Rivista della Regolazione dei MercatiE-ISSN 2284-2934
G. Giappichelli Editore

Il Tribunale dell'Unione europea annulla la decisione di assoggettamento ad amministrazione straordinaria adottata dalla BCE nei confronti di Banca Carige (di Marco Lonardi, Dottore in Giurisprudenza laureato cum laude presso l'Università degli Studi di Milano Statale, attualmente tirocinante presso la Sezione XV-B specializzata in materia di impresa del Tribunale di Milano nonché praticante avvocato)


Mediante la pronuncia oggetto del presente contributo, il Tribunale dell'Unione europea ha annullato la decisione della BCE di assoggettare Banca Carige ad amministrazione straordinaria, in particolare offrendo una propria interpretazione in ordine alla portata applicativa delle misure della rimozione e dello scioglimento dei componenti degli organi con funzione di amministrazione e di controllo dell'istituto bancario. Il presente testo si propone di esaminare compiutamente il contenuto della decisione in parola, anche con riferimento alla vigente disciplina europea in materia di vigilanza prudenziale sul settore bancario.

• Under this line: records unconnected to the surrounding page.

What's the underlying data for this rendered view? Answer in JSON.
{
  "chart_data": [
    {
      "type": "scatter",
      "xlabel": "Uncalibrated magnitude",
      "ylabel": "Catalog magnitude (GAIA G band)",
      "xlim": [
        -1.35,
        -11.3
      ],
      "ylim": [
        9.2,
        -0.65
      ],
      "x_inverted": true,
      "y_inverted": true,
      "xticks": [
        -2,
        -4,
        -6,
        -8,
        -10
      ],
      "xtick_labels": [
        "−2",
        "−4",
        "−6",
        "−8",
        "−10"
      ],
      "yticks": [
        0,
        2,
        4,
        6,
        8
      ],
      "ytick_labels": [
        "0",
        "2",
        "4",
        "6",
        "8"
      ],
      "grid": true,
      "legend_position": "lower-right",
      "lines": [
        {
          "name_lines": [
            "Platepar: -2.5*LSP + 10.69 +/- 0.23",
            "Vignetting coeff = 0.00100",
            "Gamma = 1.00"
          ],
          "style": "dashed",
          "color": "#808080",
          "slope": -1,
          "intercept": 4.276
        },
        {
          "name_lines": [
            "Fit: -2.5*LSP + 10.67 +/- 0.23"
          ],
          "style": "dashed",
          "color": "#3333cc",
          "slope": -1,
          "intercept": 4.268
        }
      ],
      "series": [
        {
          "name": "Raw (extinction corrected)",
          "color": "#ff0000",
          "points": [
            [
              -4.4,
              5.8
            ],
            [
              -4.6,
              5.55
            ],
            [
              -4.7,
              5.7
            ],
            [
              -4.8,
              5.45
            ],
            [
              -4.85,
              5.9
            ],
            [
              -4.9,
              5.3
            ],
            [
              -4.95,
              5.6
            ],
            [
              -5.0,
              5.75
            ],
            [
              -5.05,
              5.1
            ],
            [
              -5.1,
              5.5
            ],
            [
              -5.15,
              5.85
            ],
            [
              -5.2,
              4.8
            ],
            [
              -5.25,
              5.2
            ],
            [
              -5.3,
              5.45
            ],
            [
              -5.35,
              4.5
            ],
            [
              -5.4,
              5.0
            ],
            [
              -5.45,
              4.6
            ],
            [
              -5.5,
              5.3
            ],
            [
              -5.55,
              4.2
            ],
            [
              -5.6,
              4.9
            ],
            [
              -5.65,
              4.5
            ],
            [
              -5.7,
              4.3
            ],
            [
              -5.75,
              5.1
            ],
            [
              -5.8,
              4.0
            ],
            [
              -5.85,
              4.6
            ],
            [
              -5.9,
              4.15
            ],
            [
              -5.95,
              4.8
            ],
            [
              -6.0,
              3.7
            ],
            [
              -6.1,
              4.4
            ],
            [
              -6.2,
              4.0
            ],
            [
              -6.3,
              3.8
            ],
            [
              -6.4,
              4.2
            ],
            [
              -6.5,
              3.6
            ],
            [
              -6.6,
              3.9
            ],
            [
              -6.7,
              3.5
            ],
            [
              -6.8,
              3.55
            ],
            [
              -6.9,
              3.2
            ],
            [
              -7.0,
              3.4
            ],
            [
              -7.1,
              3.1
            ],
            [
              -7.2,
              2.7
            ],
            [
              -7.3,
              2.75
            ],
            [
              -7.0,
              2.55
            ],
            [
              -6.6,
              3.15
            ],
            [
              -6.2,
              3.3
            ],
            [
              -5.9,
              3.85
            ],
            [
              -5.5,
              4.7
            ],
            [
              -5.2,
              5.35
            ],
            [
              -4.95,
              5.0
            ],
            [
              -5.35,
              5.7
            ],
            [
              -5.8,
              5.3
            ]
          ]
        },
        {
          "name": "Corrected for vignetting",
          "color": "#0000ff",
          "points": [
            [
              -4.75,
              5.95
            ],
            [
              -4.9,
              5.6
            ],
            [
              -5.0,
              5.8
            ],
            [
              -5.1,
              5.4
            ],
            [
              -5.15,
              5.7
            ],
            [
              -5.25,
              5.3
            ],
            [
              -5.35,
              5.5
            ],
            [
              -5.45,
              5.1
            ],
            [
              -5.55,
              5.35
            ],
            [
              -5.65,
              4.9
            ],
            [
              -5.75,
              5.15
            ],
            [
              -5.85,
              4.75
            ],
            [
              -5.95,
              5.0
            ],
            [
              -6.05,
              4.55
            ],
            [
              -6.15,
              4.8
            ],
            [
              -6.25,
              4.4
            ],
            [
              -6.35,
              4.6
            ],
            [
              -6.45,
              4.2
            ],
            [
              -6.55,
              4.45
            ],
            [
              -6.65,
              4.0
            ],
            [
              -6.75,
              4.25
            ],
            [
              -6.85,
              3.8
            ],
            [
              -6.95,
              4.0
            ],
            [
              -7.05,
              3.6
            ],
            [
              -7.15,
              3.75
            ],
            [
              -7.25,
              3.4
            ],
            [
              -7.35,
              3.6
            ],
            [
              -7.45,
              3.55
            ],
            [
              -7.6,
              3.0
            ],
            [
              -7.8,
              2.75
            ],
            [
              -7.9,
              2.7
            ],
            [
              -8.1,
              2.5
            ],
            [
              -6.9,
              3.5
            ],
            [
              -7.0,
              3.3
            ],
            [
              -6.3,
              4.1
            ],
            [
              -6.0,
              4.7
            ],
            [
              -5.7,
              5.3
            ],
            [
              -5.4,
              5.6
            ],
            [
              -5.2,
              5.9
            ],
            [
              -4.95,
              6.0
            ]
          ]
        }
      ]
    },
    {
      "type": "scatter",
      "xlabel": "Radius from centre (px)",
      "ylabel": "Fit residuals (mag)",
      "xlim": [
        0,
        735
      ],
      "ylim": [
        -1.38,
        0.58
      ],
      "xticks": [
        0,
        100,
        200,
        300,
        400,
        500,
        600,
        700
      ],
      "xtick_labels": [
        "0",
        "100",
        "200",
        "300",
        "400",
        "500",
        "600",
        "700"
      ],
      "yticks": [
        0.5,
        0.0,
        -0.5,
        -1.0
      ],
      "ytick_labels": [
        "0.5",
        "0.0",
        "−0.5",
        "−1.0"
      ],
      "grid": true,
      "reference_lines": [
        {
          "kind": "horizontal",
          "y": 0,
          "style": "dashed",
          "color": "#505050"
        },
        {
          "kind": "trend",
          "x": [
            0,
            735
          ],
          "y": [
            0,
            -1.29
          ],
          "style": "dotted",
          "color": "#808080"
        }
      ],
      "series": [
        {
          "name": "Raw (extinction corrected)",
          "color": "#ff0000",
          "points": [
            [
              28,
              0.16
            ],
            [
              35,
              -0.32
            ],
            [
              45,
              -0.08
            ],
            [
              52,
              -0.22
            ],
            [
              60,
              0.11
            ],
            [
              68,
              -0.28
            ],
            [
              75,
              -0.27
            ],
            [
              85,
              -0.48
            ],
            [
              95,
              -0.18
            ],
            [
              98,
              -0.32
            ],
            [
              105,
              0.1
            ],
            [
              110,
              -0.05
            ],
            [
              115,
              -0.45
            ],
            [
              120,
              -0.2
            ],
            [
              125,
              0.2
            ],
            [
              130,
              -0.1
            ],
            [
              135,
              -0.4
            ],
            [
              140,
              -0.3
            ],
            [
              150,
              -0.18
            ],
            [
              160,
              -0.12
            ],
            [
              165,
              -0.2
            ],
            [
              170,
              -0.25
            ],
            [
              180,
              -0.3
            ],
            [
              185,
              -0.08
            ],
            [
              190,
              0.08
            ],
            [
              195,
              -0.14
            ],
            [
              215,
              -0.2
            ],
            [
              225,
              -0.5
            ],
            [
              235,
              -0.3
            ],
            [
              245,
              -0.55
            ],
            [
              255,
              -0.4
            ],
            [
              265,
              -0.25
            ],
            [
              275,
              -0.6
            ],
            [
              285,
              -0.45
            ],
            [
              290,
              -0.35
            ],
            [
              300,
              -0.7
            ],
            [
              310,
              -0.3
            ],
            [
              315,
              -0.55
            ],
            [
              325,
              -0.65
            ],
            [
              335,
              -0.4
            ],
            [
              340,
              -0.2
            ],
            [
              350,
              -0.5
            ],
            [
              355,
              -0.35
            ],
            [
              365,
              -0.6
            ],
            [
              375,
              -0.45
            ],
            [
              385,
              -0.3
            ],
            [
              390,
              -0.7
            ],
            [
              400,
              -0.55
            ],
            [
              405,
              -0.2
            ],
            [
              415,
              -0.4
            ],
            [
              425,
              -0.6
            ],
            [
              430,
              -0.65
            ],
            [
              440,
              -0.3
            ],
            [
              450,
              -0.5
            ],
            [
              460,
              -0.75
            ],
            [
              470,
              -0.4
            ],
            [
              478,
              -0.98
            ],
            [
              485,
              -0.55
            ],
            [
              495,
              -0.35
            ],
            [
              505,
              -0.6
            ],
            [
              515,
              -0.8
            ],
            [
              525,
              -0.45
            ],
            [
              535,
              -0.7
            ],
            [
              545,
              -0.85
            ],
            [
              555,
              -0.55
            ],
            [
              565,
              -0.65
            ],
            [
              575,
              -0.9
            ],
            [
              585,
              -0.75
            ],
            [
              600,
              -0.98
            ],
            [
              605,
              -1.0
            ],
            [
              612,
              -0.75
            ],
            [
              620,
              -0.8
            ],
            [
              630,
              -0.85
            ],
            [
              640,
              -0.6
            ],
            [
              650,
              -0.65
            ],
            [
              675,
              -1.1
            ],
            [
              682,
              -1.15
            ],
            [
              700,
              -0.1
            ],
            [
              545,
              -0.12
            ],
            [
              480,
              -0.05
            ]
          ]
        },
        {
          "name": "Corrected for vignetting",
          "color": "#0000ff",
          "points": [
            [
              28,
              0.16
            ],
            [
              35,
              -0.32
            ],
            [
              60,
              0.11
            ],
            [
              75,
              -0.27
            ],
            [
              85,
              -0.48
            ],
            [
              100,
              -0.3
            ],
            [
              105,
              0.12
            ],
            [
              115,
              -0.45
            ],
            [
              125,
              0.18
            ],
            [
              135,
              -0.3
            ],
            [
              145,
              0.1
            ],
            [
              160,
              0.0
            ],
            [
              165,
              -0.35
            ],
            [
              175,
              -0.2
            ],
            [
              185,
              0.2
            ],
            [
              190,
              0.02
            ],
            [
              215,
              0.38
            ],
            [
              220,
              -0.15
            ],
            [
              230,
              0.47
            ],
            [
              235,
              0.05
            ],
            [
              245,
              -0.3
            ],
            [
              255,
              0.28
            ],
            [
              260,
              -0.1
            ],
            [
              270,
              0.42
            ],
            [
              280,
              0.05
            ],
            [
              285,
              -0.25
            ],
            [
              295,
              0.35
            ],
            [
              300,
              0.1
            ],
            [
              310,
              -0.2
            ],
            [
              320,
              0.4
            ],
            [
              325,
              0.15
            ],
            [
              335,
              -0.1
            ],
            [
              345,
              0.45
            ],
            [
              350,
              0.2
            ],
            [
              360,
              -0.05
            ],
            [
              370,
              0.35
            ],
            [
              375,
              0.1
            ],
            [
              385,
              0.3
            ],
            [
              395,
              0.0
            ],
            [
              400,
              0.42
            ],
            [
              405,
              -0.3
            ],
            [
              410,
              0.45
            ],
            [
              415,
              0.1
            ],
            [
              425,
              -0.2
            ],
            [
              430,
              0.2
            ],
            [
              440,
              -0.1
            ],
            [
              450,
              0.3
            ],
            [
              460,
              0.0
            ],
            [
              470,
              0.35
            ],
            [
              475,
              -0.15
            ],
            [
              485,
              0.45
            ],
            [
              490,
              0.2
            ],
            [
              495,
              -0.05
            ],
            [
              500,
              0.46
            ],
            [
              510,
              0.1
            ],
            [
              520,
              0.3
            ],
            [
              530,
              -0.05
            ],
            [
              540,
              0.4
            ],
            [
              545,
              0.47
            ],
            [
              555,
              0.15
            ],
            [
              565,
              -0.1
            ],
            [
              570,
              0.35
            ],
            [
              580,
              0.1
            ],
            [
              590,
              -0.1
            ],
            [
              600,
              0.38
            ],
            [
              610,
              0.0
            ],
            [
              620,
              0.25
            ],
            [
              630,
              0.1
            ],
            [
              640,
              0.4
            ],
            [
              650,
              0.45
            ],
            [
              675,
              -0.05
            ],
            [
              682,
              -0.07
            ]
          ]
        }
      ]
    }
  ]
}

The Court of the European Union nullifies the extraordinary bank administration measure called for by the ECB against Banca Carige

By means of the ruling in question, the Court of the European Union has nullified the extraordinary bank administration measure called for by the ECB against the Italian Banca Carige, in particular by providing its own interpretation about the application range of the bank’s administrative and supervision organs members' removal and termination measures. The present essay aims to carry out an in-depth analysis of the above mentioned verdict’s content, by focusing implications and effects of the decision, also by paying specific attention to the in force European legislation about the prudential supervision on the banking system.

MASSIME

Dall’analisi testuale della formulazione delle condizioni per l’applicazione dell’articolo 69 octies­decies, comma 1, lettera b), del testo unico bancario e dell’articolo 70 di detto testo unico risulta che la loro enumerazione è tassativa e che esse sono alternative, come indicato dall’impiego della congiunzione disgiuntiva «o». Pertanto, la seconda disposizione prevede che lo scioglimento degli organi amministrativi o di controllo delle banche e l’instaurazione dell’amministra­zione straordinaria siano possibili in quattro ipotesi, due delle quali sono previste dalla prima disposizione e devono, come indicato dal rinvio diretto a tale disposizione, essere interpretate nello stesso senso inteso nel contesto della «rimozione». L’analisi del testo rivela inoltre l’as­senza di gerarchia tra tali condizioni (…). Dall’articolo 69 octiesdecies, comma 1, lettera b), e dall’articolo 70 del testo unico bancario risulta dunque che la seconda disposizione non prevede lo scioglimento degli organi amministrativi o di controllo delle banche, e l’instaurazione dell’am­ministrazione straordinaria, nel caso in cui «il deterioramento della situazione della banca o del gruppo bancario sia particolarmente significativo».

ESTRATTO

«(…) da un lato, l’articolo 69 octiesdecies, comma 1, lettera b), regola la «rimozione» degli organi amministrativi o di controllo delle banche i quali, una volta adottato tale provvedimento, devono essere sostituiti secondo le procedure previste dal diritto nazionale e dal diritto del­l’Unione; dall’altro lato, l’articolo 70 disciplina lo «scioglimento» degli organi amministrativi o di controllo delle banche, scioglimento che comporta la sospensione delle funzioni delle assemblee e degli altri organi e l’instaurazione dell’amministrazione straordinaria.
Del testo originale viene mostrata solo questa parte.